Wednesday, May 14, 2014

Robert E. Lee Wasn't a Good Guy, But That Misses the Point

NPR's On Point had an interesting discussion this morning with Michael Korda, author of a new biography of Robert E. Lee. The show made a point of also inviting Gary Gallagher onto the program, which set up an interesting tension between two very different figures, the former a popular author of fiction and several accessible biographies, and the latter a respected academic expert on the civil war.

One of the inevitable topics the discussion ventured into is Robert E. Lee's relationship to slavery. Korda strongly argued that seeing Lee through the lens of slavery is to miss most of what he was about. In doing so, we insert our modern preoccupations into a foreign world and demand that this historical figure possess the same sensibilities we do. Then Korda trotted out the old, "he was a man of his time" defense.

Three quick points:

It seems to me that Korda is absolutely right to be wary of overlaying the past with our own agenda in such a way that we miss what was actually occurring.  We have to be able to empathize with historical figures if we are to have any hope of understanding what their world was like. Notice, empathy is a quite different thing from sympathy. Empathy is, I would argue, the foundation of useful historical knowledge.

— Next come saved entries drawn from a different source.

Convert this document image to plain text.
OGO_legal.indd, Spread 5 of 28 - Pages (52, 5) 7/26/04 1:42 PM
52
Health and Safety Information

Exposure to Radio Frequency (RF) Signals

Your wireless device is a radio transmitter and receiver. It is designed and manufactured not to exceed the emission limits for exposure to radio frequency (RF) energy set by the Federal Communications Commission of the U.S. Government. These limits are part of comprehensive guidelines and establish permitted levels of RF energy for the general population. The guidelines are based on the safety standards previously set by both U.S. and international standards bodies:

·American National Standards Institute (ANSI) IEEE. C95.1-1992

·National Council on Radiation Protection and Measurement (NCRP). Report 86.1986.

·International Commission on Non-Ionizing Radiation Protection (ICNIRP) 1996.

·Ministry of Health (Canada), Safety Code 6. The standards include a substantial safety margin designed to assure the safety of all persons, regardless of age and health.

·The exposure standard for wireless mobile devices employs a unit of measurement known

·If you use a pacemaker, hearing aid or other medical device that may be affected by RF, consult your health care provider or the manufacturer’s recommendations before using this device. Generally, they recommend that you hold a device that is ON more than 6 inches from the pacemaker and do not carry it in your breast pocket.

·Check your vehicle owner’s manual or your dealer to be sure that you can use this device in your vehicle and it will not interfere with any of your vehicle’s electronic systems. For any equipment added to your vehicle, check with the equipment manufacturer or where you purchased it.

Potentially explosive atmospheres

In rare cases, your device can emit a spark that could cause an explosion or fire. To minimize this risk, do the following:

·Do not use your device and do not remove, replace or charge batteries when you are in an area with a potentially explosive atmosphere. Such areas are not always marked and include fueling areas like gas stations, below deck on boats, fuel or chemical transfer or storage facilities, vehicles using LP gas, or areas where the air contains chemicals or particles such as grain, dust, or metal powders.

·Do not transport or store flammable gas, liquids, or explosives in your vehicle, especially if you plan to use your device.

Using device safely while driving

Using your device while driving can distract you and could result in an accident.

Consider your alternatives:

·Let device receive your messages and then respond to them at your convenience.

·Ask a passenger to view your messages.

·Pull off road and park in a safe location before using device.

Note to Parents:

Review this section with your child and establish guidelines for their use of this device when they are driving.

That being said, I think Korda is doing something more here. Too often, empathy can dissolve into squishy nothingness that leaves us sputtering, "Well, he was a man of his time after all..." This attitude is ultimately incoherent, because it relies on an arbitrary definition of what was considered "normal" at any given time. If the overwhelming majority of people of your class and birth were of a certain view, then you are granted absolution. But what if the issue splits people 60-40 rather than 90-10? Where is the line between hero and villain? Was William Lloyd Garrison not a man of his time? Was his life experience so dramatically different from that of numerous other antebellum whites? How do we account not just for his political radicalism, but for his absence of racial prejudice? There is a fine line to walk here. When we speak of people being "of their time," it ought not be a statement of absolution for them, but indictment for us. Put another way, the endpoint of properly practiced historical empathy is not redemption for the people we study, but a more sober assessment of ourselves and humanity. I don't look at Lee with empathy so I can conclude that, in the end, he was a decent sort of chap. (What kind of phrase is that? It must be said with a British accent, right?) Rather, I look at him with empathy so that I am able to acknowledge that I probably would have done at least as badly if I were dealt his hand of cards. Instead of rehabilitating Lee, I use him to confess my sinfulness. You can, and should, look at it much more broadly too. Lee's failures, our own failures, are often the result of human action in a scarred, distorted world that compels us to act unjustly. And we most likely can't see our deepest acts of injustice for what they are. Few of us are generals as Lee was, but we're all subject to the proverbial fog of war. It blinds us to the fact that we are often on the side of selfishness, greed, and oppression.

Finally, I think Korda's defense of Lee was entirely too dismissive of the power of the Lost Cause narrative. He didn't seem to realize that if he wants to defend Lee he ought to do so in careful terms that unequivocally reject the racist hagiography that has surrounded Lee for over one hundred years. This narrative is so strong that many people don't even realize that Lee was a slaveholder. And they certainly don't know that his army practiced slave-raiding in their ventures into the North, or that his policy was to enslave black troops captured on the battlefield. It will be interesting to see more response to this book as it develops. One of the few academic reviews of one of Korda's previous books, a biography of Grant, called it "incorrect and ill-informed," but granted that Korda was at least a "master of distracting or pretentious analogies and foreign references." So there's that.